Increased demand, primarily from cryptocurrency miners, have made it — to put it simply — a terrible time to buy a graphics card.
With demand for cryptocurrency mining equipment surging in late 2017 as Bitcoin and other cryptocurrencies appreciated in price, the cost of purchasing graphics cards has risen at an incredible speed.
Despite the recent downturn in cryptocurrency values, PC gaming enthusiasts believe that the price of graphics hardware is likely to continue to increase.
Analysis from PC Gamer shows that the price of graphics cards from Nvidia and AMD, the two top manufacturers of PC graphics hardware, has risen rapidly over the past month, particularly in the last two weeks.

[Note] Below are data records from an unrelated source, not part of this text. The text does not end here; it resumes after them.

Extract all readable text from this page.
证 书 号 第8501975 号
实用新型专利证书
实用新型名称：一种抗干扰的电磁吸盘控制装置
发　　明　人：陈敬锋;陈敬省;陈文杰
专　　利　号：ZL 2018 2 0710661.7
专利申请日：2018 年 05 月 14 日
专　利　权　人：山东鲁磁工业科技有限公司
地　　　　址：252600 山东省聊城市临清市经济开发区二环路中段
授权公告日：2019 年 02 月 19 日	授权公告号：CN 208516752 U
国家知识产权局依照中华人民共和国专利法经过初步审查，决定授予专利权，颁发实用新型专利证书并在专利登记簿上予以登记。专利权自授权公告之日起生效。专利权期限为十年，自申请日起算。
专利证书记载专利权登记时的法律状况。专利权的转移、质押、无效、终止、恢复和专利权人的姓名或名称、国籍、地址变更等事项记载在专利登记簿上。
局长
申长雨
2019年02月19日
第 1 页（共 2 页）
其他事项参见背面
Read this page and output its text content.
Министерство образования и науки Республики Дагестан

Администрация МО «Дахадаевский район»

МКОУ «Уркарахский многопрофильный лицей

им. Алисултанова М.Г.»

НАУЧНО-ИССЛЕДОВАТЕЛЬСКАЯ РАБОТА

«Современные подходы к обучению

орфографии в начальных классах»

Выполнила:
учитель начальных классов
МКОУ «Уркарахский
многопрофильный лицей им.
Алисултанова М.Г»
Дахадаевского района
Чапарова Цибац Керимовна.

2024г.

Range leading cards such as the Nvidia GTX 1080 Ti 11GB, which sells at a suggested retail price of $699, have see the biggest surges. The card, which is currently sold out when bought directly from Nvidia, is available on Amazon and Newegg for an astounding $1,300.
The lower-spec GTX 1070 Ti, another popular card with gamers and cryptocurrency miners, is officially priced at $449 but currently sells on marketplaces such as Amazon for anywhere from $765 to $900.
Lower-end Nvidia cards have also been subject to price increases, primarily from third parties selling them to cryptocurrency miners. The GTX 1050 Ti, a budget-focused card, is priced at a reasonable $139 at retail but currently sells for $180 to $249.
AMD cards have also risen in price, with the RX Vega 64 priced at $499 at retail but currently selling for upwards of $700. The AMD RX 580 8GB, which is intended for sale at a $239 retail price, is currently priced at $530 on popular computer parts website Newegg.
It’s important to understand that the current trend of price increases isn’t caused by Nvidia or AMD, but by third parties reselling their hardware.
In fact, industry-leading graphics card manufacturer Nvidia has spoken out against the rising prices, noting that the company wasn’t happy with the rising prices its customers were being forced to pay for hardware.
In a statement, Nvidia requested that retailers limit the maximum number of GPU sales to two per person in an attempt to limit the upwards pricing effects of cryptocurrency mining. Nvidia’s team also reinforced that “gamers come first” for the company.
Nvidia and other manufacturers have no legal power to enforce a two GPU per customer limit, making the company’s statement more of a suggestion than requirement. In response, Nvidia has reportedly increased its focus on prioritizing the direct sale of its products to end users.
PC hardware enthusiasts have long speculated that Nvidia and AMD would potentially launch specialized cryptocurrency mining cards in attempt to ease price pressure — rumors that have so far yet to amount to any product releases.
For gamers, the unfortunate reality is that it may be several months before GPU prices return to more manageable levels — months in which they’ll be forced to overspend or choose less costly graphics hardware for their PC gaming.